A proposta que gerou o maior desentendimento até
agora envolvia o repasse do R$ 1,5 bilhão aos municípios. Não havia divergência
na aplicação desse montante nas cidades, mas a forma de execução da medida
gerou o impasse. Segundo o governo mineiro, o acordo com a Vale responsabiliza
o estado pela correta destinação dos recursos. Para o Executivo, a
transferência direta para as contas das prefeituras tornaria impossível o
controle dos investimentos. Além disso, o repasse direto seria
inconstitucional, razão pela qual a celebração de convênios entre o estado e os
municípios foi apontada como o caminho ideal para a realização de
investimentos.
Deputados da base consideraram o repasse direto
como um “cheque em branco” para as prefeituras. De outro lado, um grupo de
parlamentares manifestou-se favorável à autonomia no uso do montante. Para esse
grupo, o cenário de pandemia e a crise econômica demandam um processo mais
célere e desburocratizado para que os recursos possam chegar aos municípios
para financiar obras prioritárias e ações de enfrentamento à covid-19, de
estímulo à agricultura familiar e de assistência social.

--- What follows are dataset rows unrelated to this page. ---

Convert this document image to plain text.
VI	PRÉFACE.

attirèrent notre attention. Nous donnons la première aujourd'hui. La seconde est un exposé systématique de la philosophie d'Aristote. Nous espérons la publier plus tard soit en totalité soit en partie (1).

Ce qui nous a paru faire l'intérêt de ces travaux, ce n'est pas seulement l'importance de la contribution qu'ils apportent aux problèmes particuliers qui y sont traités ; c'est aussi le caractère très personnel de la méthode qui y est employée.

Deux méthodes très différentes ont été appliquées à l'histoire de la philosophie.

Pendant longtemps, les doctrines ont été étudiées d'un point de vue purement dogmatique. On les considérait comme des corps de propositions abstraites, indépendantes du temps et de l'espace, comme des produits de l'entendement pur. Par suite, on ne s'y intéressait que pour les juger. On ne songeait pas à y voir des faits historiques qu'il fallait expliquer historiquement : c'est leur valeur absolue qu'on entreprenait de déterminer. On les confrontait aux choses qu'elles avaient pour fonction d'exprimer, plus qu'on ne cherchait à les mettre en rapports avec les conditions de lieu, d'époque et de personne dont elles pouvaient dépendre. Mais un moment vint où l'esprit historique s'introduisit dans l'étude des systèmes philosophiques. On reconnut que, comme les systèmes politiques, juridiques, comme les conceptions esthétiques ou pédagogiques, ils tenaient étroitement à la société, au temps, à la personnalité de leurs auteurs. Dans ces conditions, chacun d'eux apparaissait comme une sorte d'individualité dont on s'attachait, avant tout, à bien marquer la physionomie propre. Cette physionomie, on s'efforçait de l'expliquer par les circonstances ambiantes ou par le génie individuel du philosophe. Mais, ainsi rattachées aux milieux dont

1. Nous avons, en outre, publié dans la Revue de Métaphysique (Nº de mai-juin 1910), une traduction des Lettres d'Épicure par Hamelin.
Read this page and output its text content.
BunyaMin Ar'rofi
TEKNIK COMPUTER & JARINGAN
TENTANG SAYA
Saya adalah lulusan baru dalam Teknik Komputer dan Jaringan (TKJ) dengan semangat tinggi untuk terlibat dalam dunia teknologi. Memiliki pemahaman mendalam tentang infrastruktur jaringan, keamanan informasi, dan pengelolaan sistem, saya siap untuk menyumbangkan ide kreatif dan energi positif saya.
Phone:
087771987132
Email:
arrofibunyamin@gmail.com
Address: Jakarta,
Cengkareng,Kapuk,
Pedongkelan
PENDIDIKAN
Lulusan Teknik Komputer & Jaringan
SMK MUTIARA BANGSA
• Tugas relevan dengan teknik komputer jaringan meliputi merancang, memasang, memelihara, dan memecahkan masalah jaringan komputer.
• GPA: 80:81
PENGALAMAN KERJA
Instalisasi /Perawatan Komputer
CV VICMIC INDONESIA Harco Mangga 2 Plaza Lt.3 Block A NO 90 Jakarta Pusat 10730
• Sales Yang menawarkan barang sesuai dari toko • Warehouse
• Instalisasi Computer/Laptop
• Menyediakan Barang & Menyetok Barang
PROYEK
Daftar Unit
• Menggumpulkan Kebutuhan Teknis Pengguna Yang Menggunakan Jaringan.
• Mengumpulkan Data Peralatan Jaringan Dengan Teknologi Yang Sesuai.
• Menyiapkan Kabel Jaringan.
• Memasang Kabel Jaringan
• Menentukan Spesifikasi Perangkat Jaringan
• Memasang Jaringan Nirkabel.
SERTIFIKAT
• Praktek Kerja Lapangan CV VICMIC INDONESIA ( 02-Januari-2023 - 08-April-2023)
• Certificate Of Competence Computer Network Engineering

Dos 77 deputados, 32 se apresentaram como autores
da PEC 68/2021, elaborada para dar constitucionalidade à proposta. Conforme sua
redação, fica autorizado o uso da transferência especial “para fins de execução
financeira e orçamentária de despesa autorizada por meio da abertura de crédito
adicional”.
Aprovada em primeiro turno por 68 a 3, a PEC 68/2021 ainda deve ser apreciada mais uma vez no plenário, provavelmente na próxima semana. Com um consenso construído entre a presidência da Assembleia Legislativa e o Executivo estadual, não deve haver dificuldades para atingir novamente os 52 votos necessários, o correspondente a dois terços dos deputados.